Since then, I have learned that it isn’t the best strategy. In fact, the constancy of the television juices up anxiety, so there’s more need for quelling it. One of the most important things is to keep your anxiety in check. Increased anxiety is not good for your overall health, especially your immune system, so anything that brings it down–GO FOR IT! Remember anxiety is almost always focused on fear about the future. It ruins the present. Even under difficult circumstances, you can make the most of the present. Buddhist priest Pema Chodron teaches–in the present moment everything is as it should be. Believe her. I want to share with you some of the strategies I’ve learned, ones I’m trying to practice myself.

–Limit your exposure to televised news. Read the newspaper either on line or paper. If you tune in, limit the time.

–While sheltering in place, create projects. Clean a closet, organize your desk, sew on buttons, paint a room, get to a small repair job, knit, cook, get a head start on your taxes, organize your photos. Any project that has been waiting–now’s an opportunity to do it.

–Do something for other people. Start a group chat. Make a donation to charity. Foster a pet. Pay your helpers for the month. Send a care package to someone who needs it.

–If you don’t already have a meditation practice, begin one. There are lots of online apps. One of my favorites is through Deepak Chopra called Ananda. Headspace and Calm are both good also.

–For those of you who struggle with a formal meditation practice, try this. Lie down for a few minutes. Bring to mind a place you love. Imagine yourself there. Take 3 deep breaths. With each out breath say to yourself, “For this moment everything is as it should be.”

–Start a family group chat so you can meet online. We met one night “for drinks.” It was kind of crazy, but fun.

–Play with your pets. If you don’t have one, foster one. Connecting with animals lowers blood pressure and can you believe this? Those who sleep with dogs get better sleep!

–Teach Fido a new trick.

–Tap into your creative talents. Write a short story. Compose a piece of music or poem. Make a collage. Sketch your favorite landscape or design a new outfit.

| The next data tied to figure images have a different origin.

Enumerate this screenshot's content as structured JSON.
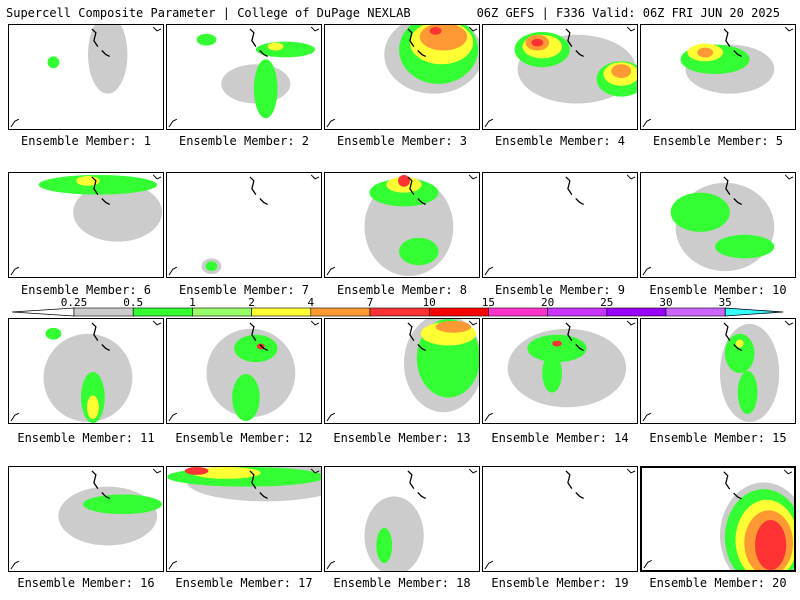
{
  "header": {
    "left": "Supercell Composite Parameter | College of DuPage NEXLAB",
    "right": "06Z GEFS | F336 Valid: 06Z FRI JUN 20 2025"
  },
  "colorbar": {
    "ticks": [
      "0.25",
      "0.5",
      "1",
      "2",
      "4",
      "7",
      "10",
      "15",
      "20",
      "25",
      "30",
      "35"
    ],
    "colors": [
      "#cccccc",
      "#33ff33",
      "#99ff66",
      "#ffff33",
      "#ff9933",
      "#ff3333",
      "#ff0000",
      "#ff33cc",
      "#cc33ff",
      "#9900ff",
      "#cc66ff",
      "#33ffff"
    ]
  },
  "members": [
    {
      "label": "Ensemble Member: 1",
      "blobs": [
        {
          "c": "g",
          "x": 45,
          "y": 38,
          "r": 6
        },
        {
          "c": "g",
          "x": 110,
          "y": 35,
          "r": 5
        },
        {
          "c": "gry",
          "x": 100,
          "y": 30,
          "r": 20,
          "ry": 40
        }
      ]
    },
    {
      "label": "Ensemble Member: 2",
      "blobs": [
        {
          "c": "gry",
          "x": 90,
          "y": 60,
          "r": 35,
          "ry": 20
        },
        {
          "c": "g",
          "x": 100,
          "y": 65,
          "r": 12,
          "ry": 30
        },
        {
          "c": "g",
          "x": 120,
          "y": 25,
          "r": 30,
          "ry": 8
        },
        {
          "c": "y",
          "x": 110,
          "y": 22,
          "r": 8,
          "ry": 4
        },
        {
          "c": "g",
          "x": 40,
          "y": 15,
          "r": 10,
          "ry": 6
        }
      ]
    },
    {
      "label": "Ensemble Member: 3",
      "blobs": [
        {
          "c": "gry",
          "x": 110,
          "y": 30,
          "r": 50,
          "ry": 40
        },
        {
          "c": "g",
          "x": 115,
          "y": 25,
          "r": 40,
          "ry": 35
        },
        {
          "c": "y",
          "x": 118,
          "y": 18,
          "r": 32,
          "ry": 22
        },
        {
          "c": "o",
          "x": 120,
          "y": 12,
          "r": 24,
          "ry": 14
        },
        {
          "c": "r",
          "x": 112,
          "y": 6,
          "r": 6,
          "ry": 4
        }
      ]
    },
    {
      "label": "Ensemble Member: 4",
      "blobs": [
        {
          "c": "gry",
          "x": 95,
          "y": 45,
          "r": 60,
          "ry": 35
        },
        {
          "c": "g",
          "x": 60,
          "y": 25,
          "r": 28,
          "ry": 18
        },
        {
          "c": "y",
          "x": 60,
          "y": 22,
          "r": 20,
          "ry": 12
        },
        {
          "c": "o",
          "x": 55,
          "y": 18,
          "r": 12,
          "ry": 8
        },
        {
          "c": "r",
          "x": 55,
          "y": 18,
          "r": 6,
          "ry": 4
        },
        {
          "c": "g",
          "x": 140,
          "y": 55,
          "r": 25,
          "ry": 18
        },
        {
          "c": "y",
          "x": 140,
          "y": 50,
          "r": 18,
          "ry": 12
        },
        {
          "c": "o",
          "x": 140,
          "y": 47,
          "r": 10,
          "ry": 7
        }
      ]
    },
    {
      "label": "Ensemble Member: 5",
      "blobs": [
        {
          "c": "gry",
          "x": 90,
          "y": 45,
          "r": 45,
          "ry": 25
        },
        {
          "c": "g",
          "x": 75,
          "y": 35,
          "r": 35,
          "ry": 15
        },
        {
          "c": "y",
          "x": 65,
          "y": 28,
          "r": 18,
          "ry": 9
        },
        {
          "c": "o",
          "x": 65,
          "y": 28,
          "r": 8,
          "ry": 5
        }
      ]
    },
    {
      "label": "Ensemble Member: 6",
      "blobs": [
        {
          "c": "gry",
          "x": 110,
          "y": 40,
          "r": 45,
          "ry": 30
        },
        {
          "c": "g",
          "x": 90,
          "y": 12,
          "r": 60,
          "ry": 10
        },
        {
          "c": "y",
          "x": 80,
          "y": 8,
          "r": 12,
          "ry": 5
        }
      ]
    },
    {
      "label": "Ensemble Member: 7",
      "blobs": [
        {
          "c": "gry",
          "x": 45,
          "y": 95,
          "r": 10,
          "ry": 8
        },
        {
          "c": "g",
          "x": 45,
          "y": 95,
          "r": 6,
          "ry": 5
        }
      ]
    },
    {
      "label": "Ensemble Member: 8",
      "blobs": [
        {
          "c": "gry",
          "x": 85,
          "y": 55,
          "r": 45,
          "ry": 50
        },
        {
          "c": "g",
          "x": 80,
          "y": 20,
          "r": 35,
          "ry": 14
        },
        {
          "c": "y",
          "x": 80,
          "y": 12,
          "r": 18,
          "ry": 8
        },
        {
          "c": "r",
          "x": 80,
          "y": 8,
          "r": 6,
          "ry": 6
        },
        {
          "c": "g",
          "x": 95,
          "y": 80,
          "r": 20,
          "ry": 14
        }
      ]
    },
    {
      "label": "Ensemble Member: 9",
      "blobs": []
    },
    {
      "label": "Ensemble Member: 10",
      "blobs": [
        {
          "c": "gry",
          "x": 85,
          "y": 55,
          "r": 50,
          "ry": 45
        },
        {
          "c": "g",
          "x": 60,
          "y": 40,
          "r": 30,
          "ry": 20
        },
        {
          "c": "g",
          "x": 105,
          "y": 75,
          "r": 30,
          "ry": 12
        }
      ]
    },
    {
      "label": "Ensemble Member: 11",
      "blobs": [
        {
          "c": "gry",
          "x": 80,
          "y": 60,
          "r": 45,
          "ry": 45
        },
        {
          "c": "g",
          "x": 45,
          "y": 15,
          "r": 8,
          "ry": 6
        },
        {
          "c": "g",
          "x": 85,
          "y": 80,
          "r": 12,
          "ry": 26
        },
        {
          "c": "y",
          "x": 85,
          "y": 90,
          "r": 6,
          "ry": 12
        }
      ]
    },
    {
      "label": "Ensemble Member: 12",
      "blobs": [
        {
          "c": "gry",
          "x": 85,
          "y": 55,
          "r": 45,
          "ry": 45
        },
        {
          "c": "g",
          "x": 90,
          "y": 30,
          "r": 22,
          "ry": 14
        },
        {
          "c": "g",
          "x": 80,
          "y": 80,
          "r": 14,
          "ry": 24
        },
        {
          "c": "r",
          "x": 95,
          "y": 28,
          "r": 4,
          "ry": 3
        }
      ]
    },
    {
      "label": "Ensemble Member: 13",
      "blobs": [
        {
          "c": "gry",
          "x": 120,
          "y": 45,
          "r": 40,
          "ry": 50
        },
        {
          "c": "g",
          "x": 125,
          "y": 40,
          "r": 32,
          "ry": 40
        },
        {
          "c": "y",
          "x": 125,
          "y": 15,
          "r": 28,
          "ry": 12
        },
        {
          "c": "o",
          "x": 130,
          "y": 8,
          "r": 18,
          "ry": 6
        }
      ]
    },
    {
      "label": "Ensemble Member: 14",
      "blobs": [
        {
          "c": "gry",
          "x": 85,
          "y": 50,
          "r": 60,
          "ry": 40
        },
        {
          "c": "g",
          "x": 75,
          "y": 30,
          "r": 30,
          "ry": 14
        },
        {
          "c": "g",
          "x": 70,
          "y": 55,
          "r": 10,
          "ry": 20
        },
        {
          "c": "r",
          "x": 75,
          "y": 25,
          "r": 5,
          "ry": 3
        }
      ]
    },
    {
      "label": "Ensemble Member: 15",
      "blobs": [
        {
          "c": "gry",
          "x": 110,
          "y": 55,
          "r": 30,
          "ry": 50
        },
        {
          "c": "g",
          "x": 100,
          "y": 35,
          "r": 15,
          "ry": 20
        },
        {
          "c": "g",
          "x": 108,
          "y": 75,
          "r": 10,
          "ry": 22
        },
        {
          "c": "y",
          "x": 100,
          "y": 25,
          "r": 4,
          "ry": 4
        }
      ]
    },
    {
      "label": "Ensemble Member: 16",
      "blobs": [
        {
          "c": "gry",
          "x": 100,
          "y": 50,
          "r": 50,
          "ry": 30
        },
        {
          "c": "g",
          "x": 115,
          "y": 38,
          "r": 40,
          "ry": 10
        }
      ]
    },
    {
      "label": "Ensemble Member: 17",
      "blobs": [
        {
          "c": "gry",
          "x": 100,
          "y": 15,
          "r": 80,
          "ry": 20
        },
        {
          "c": "g",
          "x": 80,
          "y": 10,
          "r": 80,
          "ry": 10
        },
        {
          "c": "y",
          "x": 60,
          "y": 6,
          "r": 35,
          "ry": 6
        },
        {
          "c": "r",
          "x": 30,
          "y": 4,
          "r": 12,
          "ry": 4
        }
      ]
    },
    {
      "label": "Ensemble Member: 18",
      "blobs": [
        {
          "c": "gry",
          "x": 70,
          "y": 70,
          "r": 30,
          "ry": 40
        },
        {
          "c": "g",
          "x": 60,
          "y": 80,
          "r": 8,
          "ry": 18
        }
      ]
    },
    {
      "label": "Ensemble Member: 19",
      "blobs": []
    },
    {
      "label": "Ensemble Member: 20",
      "blobs": [
        {
          "c": "gry",
          "x": 125,
          "y": 70,
          "r": 45,
          "ry": 55
        },
        {
          "c": "g",
          "x": 125,
          "y": 72,
          "r": 40,
          "ry": 50
        },
        {
          "c": "y",
          "x": 128,
          "y": 75,
          "r": 32,
          "ry": 42
        },
        {
          "c": "o",
          "x": 130,
          "y": 78,
          "r": 25,
          "ry": 34
        },
        {
          "c": "r",
          "x": 132,
          "y": 80,
          "r": 16,
          "ry": 26
        }
      ]
    }
  ]
}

–Write down your dreams and keep a journal of this time.

–Play family games. Do a jigsaw puzzle. Play pictionary or charades (if you need the rules, email me–katherineolivetti@gmail.com)

–If you have small children, take all the bedclothes and make a fort where you can read stories, eat cookies, and be safe together.

–Walk outdoors. Plant bulbs.

–Download pictures from art history . The Louvre is closed but is allowing its collection to be available online. Make your own anthology of the art you love. Beauty is a great healer.

–Music is a healer also. Make a special play list of music that raises your spirits.

You probably can think of other creative endeavors that you could deploy during this time. What is most important is to keep your spirit lively, continue moving forward in your life, seize this as an opportunity to do something you might not have done, cherish those you love and find a way to keep them close, and figure out a way to be of service to others. I’d love to hear how you’re doing. Sending love to you and yours.